OpenAI

o3 pricing

OpenAI's reasoning model. Chain-of-thought built in - you pay for the thinking, not just the answer.

Input

$2.00/ 1M tok

Output

$8.00/ 1M tok

Context window
200K
Max output
100K
Cached input
$0.500 / 1M
Verified
2026-04-06

o3 is OpenAI's reasoning tier - the model pays itself to think through problems before answering, and you pay for those reasoning tokens as part of the output. At $2 per 1M input and $8 per 1M output, the headline price is identical to GPT-4.1, but the bill shape is different: o3 routinely produces many more output tokens per response because the chain-of-thought is real and the cost of that thinking lands in the output count.

For problems where reasoning quality matters - math, multi-step code, agentic tool use, careful structured extraction - o3 typically pays for itself despite the inflated output. For chat, summary, and routing, stay on GPT-5 or GPT-5 mini; there's no capability lift to justify the thinking overhead.

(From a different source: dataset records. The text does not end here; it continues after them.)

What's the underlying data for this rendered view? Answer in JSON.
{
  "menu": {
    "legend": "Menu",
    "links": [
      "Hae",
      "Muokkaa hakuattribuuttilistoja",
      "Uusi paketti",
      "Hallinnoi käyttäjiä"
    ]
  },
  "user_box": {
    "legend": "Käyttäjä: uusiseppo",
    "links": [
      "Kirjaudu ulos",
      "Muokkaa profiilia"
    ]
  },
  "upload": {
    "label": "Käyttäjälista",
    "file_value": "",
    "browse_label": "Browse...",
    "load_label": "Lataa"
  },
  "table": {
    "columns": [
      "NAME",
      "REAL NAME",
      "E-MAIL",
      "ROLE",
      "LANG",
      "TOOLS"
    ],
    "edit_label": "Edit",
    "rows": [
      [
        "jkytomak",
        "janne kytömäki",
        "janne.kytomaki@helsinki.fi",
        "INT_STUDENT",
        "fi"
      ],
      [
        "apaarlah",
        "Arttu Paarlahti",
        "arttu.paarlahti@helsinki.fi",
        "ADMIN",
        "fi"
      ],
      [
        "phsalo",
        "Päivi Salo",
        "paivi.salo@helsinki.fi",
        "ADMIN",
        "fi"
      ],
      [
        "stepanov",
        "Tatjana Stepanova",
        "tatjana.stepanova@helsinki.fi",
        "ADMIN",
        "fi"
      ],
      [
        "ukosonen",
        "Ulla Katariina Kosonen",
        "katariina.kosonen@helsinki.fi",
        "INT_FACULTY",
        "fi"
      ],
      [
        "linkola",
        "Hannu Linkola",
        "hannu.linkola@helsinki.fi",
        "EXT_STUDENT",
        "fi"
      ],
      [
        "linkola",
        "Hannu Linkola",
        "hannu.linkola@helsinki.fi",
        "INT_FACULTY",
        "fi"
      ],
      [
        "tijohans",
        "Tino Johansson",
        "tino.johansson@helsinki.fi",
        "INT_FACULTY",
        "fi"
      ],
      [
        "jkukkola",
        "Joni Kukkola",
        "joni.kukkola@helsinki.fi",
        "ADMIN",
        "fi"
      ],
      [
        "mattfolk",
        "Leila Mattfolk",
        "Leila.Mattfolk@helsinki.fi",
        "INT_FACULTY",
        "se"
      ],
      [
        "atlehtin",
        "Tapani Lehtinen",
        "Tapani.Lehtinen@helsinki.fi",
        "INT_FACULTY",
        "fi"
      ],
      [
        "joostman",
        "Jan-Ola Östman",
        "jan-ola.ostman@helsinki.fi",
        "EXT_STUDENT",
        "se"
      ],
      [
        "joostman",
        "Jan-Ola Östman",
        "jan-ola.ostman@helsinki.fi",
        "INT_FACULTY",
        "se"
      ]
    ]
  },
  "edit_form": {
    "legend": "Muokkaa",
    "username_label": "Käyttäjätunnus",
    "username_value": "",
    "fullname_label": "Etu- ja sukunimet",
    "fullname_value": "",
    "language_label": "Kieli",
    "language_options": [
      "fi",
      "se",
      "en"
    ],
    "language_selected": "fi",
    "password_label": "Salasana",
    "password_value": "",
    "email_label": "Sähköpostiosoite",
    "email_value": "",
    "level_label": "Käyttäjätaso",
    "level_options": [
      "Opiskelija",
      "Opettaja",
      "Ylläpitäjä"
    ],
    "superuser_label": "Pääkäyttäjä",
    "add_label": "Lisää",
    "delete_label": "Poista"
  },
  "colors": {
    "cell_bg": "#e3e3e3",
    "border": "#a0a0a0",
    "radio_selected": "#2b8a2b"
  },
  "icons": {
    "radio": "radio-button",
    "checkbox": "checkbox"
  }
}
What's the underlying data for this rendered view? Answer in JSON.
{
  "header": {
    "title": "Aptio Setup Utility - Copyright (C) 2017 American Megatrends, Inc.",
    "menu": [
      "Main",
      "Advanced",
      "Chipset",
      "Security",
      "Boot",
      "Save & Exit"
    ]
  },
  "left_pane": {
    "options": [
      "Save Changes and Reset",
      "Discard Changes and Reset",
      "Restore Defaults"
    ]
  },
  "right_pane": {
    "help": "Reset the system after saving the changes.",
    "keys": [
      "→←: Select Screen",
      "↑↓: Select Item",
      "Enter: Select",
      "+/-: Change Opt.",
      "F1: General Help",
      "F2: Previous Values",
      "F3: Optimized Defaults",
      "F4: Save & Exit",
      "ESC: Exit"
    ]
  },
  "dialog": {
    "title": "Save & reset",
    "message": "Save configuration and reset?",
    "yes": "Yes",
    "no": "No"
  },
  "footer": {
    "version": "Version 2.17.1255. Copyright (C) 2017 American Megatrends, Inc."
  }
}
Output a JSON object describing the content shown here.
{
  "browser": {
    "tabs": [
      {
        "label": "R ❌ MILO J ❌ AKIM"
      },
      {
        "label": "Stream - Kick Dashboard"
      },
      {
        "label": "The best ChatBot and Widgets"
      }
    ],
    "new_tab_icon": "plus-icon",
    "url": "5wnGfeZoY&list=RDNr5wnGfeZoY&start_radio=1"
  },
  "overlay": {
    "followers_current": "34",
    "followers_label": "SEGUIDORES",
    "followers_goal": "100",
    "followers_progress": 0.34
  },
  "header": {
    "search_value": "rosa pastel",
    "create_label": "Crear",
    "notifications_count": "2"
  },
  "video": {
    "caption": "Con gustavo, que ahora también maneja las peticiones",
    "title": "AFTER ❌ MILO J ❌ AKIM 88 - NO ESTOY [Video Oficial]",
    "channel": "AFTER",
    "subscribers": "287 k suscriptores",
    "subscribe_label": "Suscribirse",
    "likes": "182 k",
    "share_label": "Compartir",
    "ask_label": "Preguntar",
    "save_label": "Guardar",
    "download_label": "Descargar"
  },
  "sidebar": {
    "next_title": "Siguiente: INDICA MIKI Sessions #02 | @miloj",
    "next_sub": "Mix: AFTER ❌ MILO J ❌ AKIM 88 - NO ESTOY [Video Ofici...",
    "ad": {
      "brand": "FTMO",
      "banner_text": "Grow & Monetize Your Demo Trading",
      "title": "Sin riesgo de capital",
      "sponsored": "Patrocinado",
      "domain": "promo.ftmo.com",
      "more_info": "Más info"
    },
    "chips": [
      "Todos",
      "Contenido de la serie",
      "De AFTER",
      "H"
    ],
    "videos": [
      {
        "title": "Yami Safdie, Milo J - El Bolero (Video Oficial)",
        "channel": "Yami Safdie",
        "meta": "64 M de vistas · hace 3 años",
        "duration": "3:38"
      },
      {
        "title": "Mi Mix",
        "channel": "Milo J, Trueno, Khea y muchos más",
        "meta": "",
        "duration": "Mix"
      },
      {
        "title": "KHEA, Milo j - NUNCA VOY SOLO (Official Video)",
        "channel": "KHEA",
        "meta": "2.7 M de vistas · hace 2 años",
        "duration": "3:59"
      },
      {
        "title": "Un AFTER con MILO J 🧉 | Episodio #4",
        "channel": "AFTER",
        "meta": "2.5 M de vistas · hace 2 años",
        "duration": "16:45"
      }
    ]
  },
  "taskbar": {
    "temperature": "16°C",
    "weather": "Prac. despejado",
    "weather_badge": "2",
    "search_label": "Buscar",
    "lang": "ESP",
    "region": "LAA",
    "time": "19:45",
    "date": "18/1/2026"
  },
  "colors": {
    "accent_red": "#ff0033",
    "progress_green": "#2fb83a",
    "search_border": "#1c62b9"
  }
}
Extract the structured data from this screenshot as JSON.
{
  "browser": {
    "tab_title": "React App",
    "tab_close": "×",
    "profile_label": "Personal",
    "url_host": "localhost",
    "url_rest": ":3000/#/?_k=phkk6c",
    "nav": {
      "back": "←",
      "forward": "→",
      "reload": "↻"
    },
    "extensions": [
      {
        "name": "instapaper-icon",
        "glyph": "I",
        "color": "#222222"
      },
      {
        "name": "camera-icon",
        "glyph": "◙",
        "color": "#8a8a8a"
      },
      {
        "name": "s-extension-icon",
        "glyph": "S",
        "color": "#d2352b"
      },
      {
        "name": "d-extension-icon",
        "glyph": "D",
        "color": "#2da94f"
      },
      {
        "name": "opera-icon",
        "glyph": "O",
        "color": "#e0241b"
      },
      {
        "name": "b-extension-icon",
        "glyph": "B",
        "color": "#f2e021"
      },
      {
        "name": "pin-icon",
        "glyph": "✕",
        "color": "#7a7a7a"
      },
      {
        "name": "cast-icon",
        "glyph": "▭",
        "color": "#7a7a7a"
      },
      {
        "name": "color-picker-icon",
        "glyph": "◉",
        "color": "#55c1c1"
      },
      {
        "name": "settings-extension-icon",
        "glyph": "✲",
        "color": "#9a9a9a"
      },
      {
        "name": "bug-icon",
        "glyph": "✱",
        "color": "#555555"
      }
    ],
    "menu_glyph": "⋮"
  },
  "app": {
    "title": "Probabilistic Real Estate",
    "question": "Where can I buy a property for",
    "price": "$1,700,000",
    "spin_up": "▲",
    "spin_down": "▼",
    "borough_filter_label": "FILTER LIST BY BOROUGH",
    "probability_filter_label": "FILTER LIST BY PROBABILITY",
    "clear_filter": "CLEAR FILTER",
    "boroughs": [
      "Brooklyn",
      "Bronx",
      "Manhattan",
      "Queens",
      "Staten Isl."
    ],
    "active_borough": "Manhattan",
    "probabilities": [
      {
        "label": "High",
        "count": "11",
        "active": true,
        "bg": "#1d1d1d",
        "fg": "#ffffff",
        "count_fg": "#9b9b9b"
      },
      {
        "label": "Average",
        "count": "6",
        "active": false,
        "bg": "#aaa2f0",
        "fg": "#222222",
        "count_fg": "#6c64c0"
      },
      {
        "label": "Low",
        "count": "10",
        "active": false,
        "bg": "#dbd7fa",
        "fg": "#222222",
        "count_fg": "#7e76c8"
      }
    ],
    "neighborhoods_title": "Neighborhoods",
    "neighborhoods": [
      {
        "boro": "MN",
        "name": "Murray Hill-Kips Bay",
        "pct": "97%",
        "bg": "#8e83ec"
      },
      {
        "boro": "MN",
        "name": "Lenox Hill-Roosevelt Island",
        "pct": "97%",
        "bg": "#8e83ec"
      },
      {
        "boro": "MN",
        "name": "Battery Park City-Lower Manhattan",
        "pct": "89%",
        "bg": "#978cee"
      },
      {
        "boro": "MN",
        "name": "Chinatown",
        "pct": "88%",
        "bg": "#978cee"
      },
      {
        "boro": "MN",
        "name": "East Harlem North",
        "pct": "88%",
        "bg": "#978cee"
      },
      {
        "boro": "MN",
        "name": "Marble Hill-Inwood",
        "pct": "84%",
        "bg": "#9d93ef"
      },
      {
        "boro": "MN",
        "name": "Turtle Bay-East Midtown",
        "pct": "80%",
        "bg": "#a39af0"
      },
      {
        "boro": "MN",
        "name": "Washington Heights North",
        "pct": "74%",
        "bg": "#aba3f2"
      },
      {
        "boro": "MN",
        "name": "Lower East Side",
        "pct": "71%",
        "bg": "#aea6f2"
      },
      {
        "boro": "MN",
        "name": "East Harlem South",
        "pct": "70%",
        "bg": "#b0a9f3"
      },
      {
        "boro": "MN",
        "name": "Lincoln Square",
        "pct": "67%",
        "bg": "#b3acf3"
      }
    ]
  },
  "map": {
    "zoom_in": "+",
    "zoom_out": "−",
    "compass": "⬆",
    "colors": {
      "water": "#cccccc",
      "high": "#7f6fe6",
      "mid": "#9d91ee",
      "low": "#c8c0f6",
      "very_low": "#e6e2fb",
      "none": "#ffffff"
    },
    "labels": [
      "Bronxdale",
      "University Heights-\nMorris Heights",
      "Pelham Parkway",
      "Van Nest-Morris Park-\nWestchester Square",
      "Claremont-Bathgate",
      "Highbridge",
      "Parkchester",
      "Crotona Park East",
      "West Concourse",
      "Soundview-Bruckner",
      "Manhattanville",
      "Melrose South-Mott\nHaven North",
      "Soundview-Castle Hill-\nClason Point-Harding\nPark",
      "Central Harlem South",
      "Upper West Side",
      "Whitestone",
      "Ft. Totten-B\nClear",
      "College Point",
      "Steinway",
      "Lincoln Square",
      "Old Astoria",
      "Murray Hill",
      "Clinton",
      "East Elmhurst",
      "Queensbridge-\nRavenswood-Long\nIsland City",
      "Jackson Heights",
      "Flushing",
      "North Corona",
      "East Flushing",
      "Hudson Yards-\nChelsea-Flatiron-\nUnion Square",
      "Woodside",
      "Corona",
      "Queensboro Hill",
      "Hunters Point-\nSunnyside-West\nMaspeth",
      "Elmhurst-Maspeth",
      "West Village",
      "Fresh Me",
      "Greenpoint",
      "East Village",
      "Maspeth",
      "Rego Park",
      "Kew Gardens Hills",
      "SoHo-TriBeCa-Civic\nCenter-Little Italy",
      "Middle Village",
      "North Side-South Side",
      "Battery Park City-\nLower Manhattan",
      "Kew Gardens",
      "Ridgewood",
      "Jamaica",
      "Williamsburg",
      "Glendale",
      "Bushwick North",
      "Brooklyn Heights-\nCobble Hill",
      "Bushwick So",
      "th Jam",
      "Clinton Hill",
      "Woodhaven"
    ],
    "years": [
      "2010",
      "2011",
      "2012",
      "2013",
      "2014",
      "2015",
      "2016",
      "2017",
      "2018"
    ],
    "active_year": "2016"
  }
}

Calcis counts o3 input tokens with o200k_base (tiktoken) and predicts response length from the prompt. The prediction accounts for the reasoning token overhead on o-series models so the dollar forecast doesn't under-count.

Estimate your cost on o3

Paste your prompt into the estimator, pick o3, and see the exact dollar cost - input tokens counted with the provider's own tokenizer, output tokens predicted by our regression model.

Frequently asked

What are reasoning tokens and do I pay for them?
Reasoning tokens are the chain-of-thought o3 generates internally before producing the visible answer. They count as output tokens on your bill, so a response that looks like 200 tokens to you might be billed as 2,000 tokens if the model thought hard.
How much does o3 cost per request?
Depends heavily on problem difficulty. A simple query with a 500-token reply runs about $0.006. A hard reasoning problem with 5,000 reasoning tokens + a 500-token answer runs about $0.046 - same input, same visible answer, 7x higher bill.
Is o3 worth using over GPT-5?
For math, code, agentic loops, and structured reasoning, usually yes - o3 produces measurably better answers. For chat, summary, and routing, no - GPT-5 matches quality and costs less per response because there's no reasoning overhead.
What's the cached input discount on o3?
$0.50 per 1M cached tokens - a 75% discount on the standard $2 input rate. Caching applies to the input side only; reasoning tokens aren't cacheable because they vary per request.

Pricing verified 2026-04-06 from the provider's rate card.